Так называемая личная жизнь (Из записок Лопатина) - Константин Симонов
Шрифт:
Интервал:
Закладка:
Тихомирнов появился через час вдвоем с неожиданно приехавшим из Москвы Гурским. Значит, он все-таки выпросился сюда, под Калугу!
– П-прибыл в качестве резерва главного командования, – с порога сказал Гурский, протирая платком свои толстые очки. – Б-буду завтра вместо тебя брать Калугу.
– Почему вместо меня?
– А т-тебя вызывает редактор. Как всегда, срочно, немедленно, аллюр т-три креста!
– А почему?
– Не знаю. Хотел п-поставить по команде «смирно» и спросить, но потом вспомнил, что он дивизионный комиссар, а я ря-д-довой, необ-бученный, и раздумал.
– Ты сегодня поедешь? – спросил Тихомирнов Лопатина. – Если на его машине, – кивнул он на Гурского, – то она сейчас в гараже. Будет готова через два часа.
– Врет, – сказал Гурский. – Послал мою машину куда-нибудь за п-продуктами и за водкой. Я его знаю…
– В общем, будет через два часа, – не подтверждая и не опровергая, сказал Тихомирнов. – Все-таки вы, черти, аристократы, – сказал он, обращаясь одновременно и к Лопатину и к Гурскому, – когда какую-нибудь деревню Пупкино брать, для этого мы, постоянные, а как Калугу, так одного за другим гастролеров присылают.

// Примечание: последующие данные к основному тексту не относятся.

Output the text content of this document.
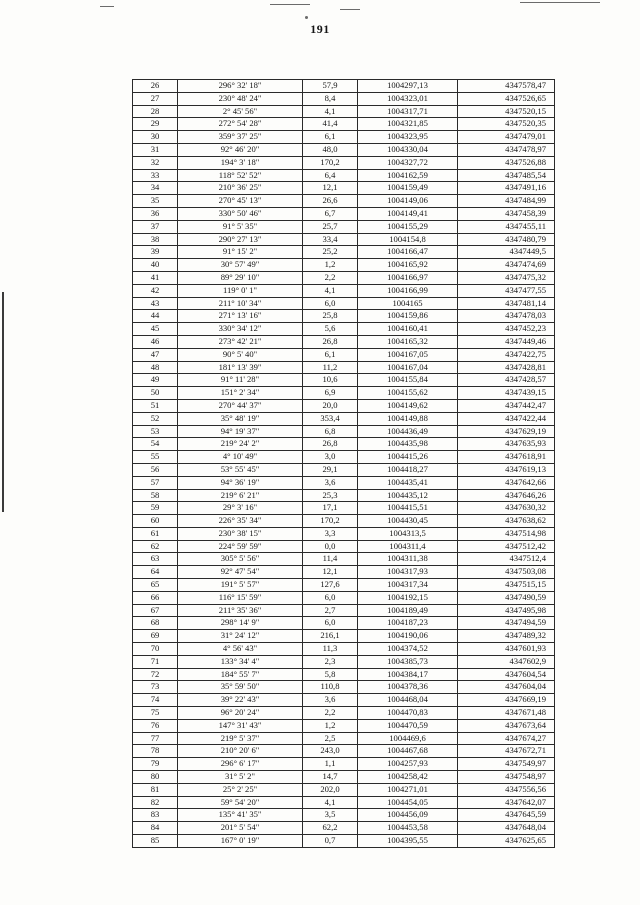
191
26	296° 32' 18"	57,9	1004297,13	4347578,47
27	230° 48' 24"	8,4	1004323,01	4347526,65
28	2° 45' 56"	4,1	1004317,71	4347520,15
29	272° 54' 28"	41,4	1004321,85	4347520,35
30	359° 37' 25"	6,1	1004323,95	4347479,01
31	92° 46' 20"	48,0	1004330,04	4347478,97
32	194° 3' 18"	170,2	1004327,72	4347526,88
33	118° 52' 52"	6,4	1004162,59	4347485,54
34	210° 36' 25"	12,1	1004159,49	4347491,16
35	270° 45' 13"	26,6	1004149,06	4347484,99
36	330° 50' 46"	6,7	1004149,41	4347458,39
37	91° 5' 35"	25,7	1004155,29	4347455,11
38	290° 27' 13"	33,4	1004154,8	4347480,79
39	91° 15' 2"	25,2	1004166,47	4347449,5
40	30° 57' 49"	1,2	1004165,92	4347474,69
41	89° 29' 10"	2,2	1004166,97	4347475,32
42	119° 0' 1"	4,1	1004166,99	4347477,55
43	211° 10' 34"	6,0	1004165	4347481,14
44	271° 13' 16"	25,8	1004159,86	4347478,03
45	330° 34' 12"	5,6	1004160,41	4347452,23
46	273° 42' 21"	26,8	1004165,32	4347449,46
47	90° 5' 40"	6,1	1004167,05	4347422,75
48	181° 13' 39"	11,2	1004167,04	4347428,81
49	91° 11' 28"	10,6	1004155,84	4347428,57
50	151° 2' 34"	6,9	1004155,62	4347439,15
51	270° 44' 37"	20,0	1004149,62	4347442,47
52	35° 48' 19"	353,4	1004149,88	4347422,44
53	94° 19' 37"	6,8	1004436,49	4347629,19
54	219° 24' 2"	26,8	1004435,98	4347635,93
55	4° 10' 49"	3,0	1004415,26	4347618,91
56	53° 55' 45"	29,1	1004418,27	4347619,13
57	94° 36' 19"	3,6	1004435,41	4347642,66
58	219° 6' 21"	25,3	1004435,12	4347646,26
59	29° 3' 16"	17,1	1004415,51	4347630,32
60	226° 35' 34"	170,2	1004430,45	4347638,62
61	230° 38' 15"	3,3	1004313,5	4347514,98
62	224° 59' 59"	0,0	1004311,4	4347512,42
63	305° 5' 56"	11,4	1004311,38	4347512,4
64	92° 47' 54"	12,1	1004317,93	4347503,08
65	191° 5' 57"	127,6	1004317,34	4347515,15
66	116° 15' 59"	6,0	1004192,15	4347490,59
67	211° 35' 36"	2,7	1004189,49	4347495,98
68	298° 14' 9"	6,0	1004187,23	4347494,59
69	31° 24' 12"	216,1	1004190,06	4347489,32
70	4° 56' 43"	11,3	1004374,52	4347601,93
71	133° 34' 4"	2,3	1004385,73	4347602,9
72	184° 55' 7"	5,8	1004384,17	4347604,54
73	35° 59' 50"	110,8	1004378,36	4347604,04
74	39° 22' 43"	3,6	1004468,04	4347669,19
75	96° 20' 24"	2,2	1004470,83	4347671,48
76	147° 31' 43"	1,2	1004470,59	4347673,64
77	219° 5' 37"	2,5	1004469,6	4347674,27
78	210° 20' 6"	243,0	1004467,68	4347672,71
79	296° 6' 17"	1,1	1004257,93	4347549,97
80	31° 5' 2"	14,7	1004258,42	4347548,97
81	25° 2' 25"	202,0	1004271,01	4347556,56
82	59° 54' 20"	4,1	1004454,05	4347642,07
83	135° 41' 35"	3,5	1004456,09	4347645,59
84	201° 5' 54"	62,2	1004453,58	4347648,04
85	167° 0' 19"	0,7	1004395,55	4347625,65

– А ты н-не жалуйся, – сказал Гурский. – Во-первых, у тебя, п-по моим сведениям, в Туле уже есть красивая баба…
– Предположение, не подтвержденное фактами.
– А что ты отп-пираешься, ты же холостой! И вообще, ты везде как сыр в масле катаешься!
– Вот не дам тебе водки, тогда будешь знать, как со мной разговаривать, – сказал Тихомирнов.
– На т-такую крупную подлость ты не способен.
– Значит, через два часа будет машина? – прервал их Лопатин.
– К трем ночи доберешься, – сказал Тихомирнов. – А то, может, до утра останешься?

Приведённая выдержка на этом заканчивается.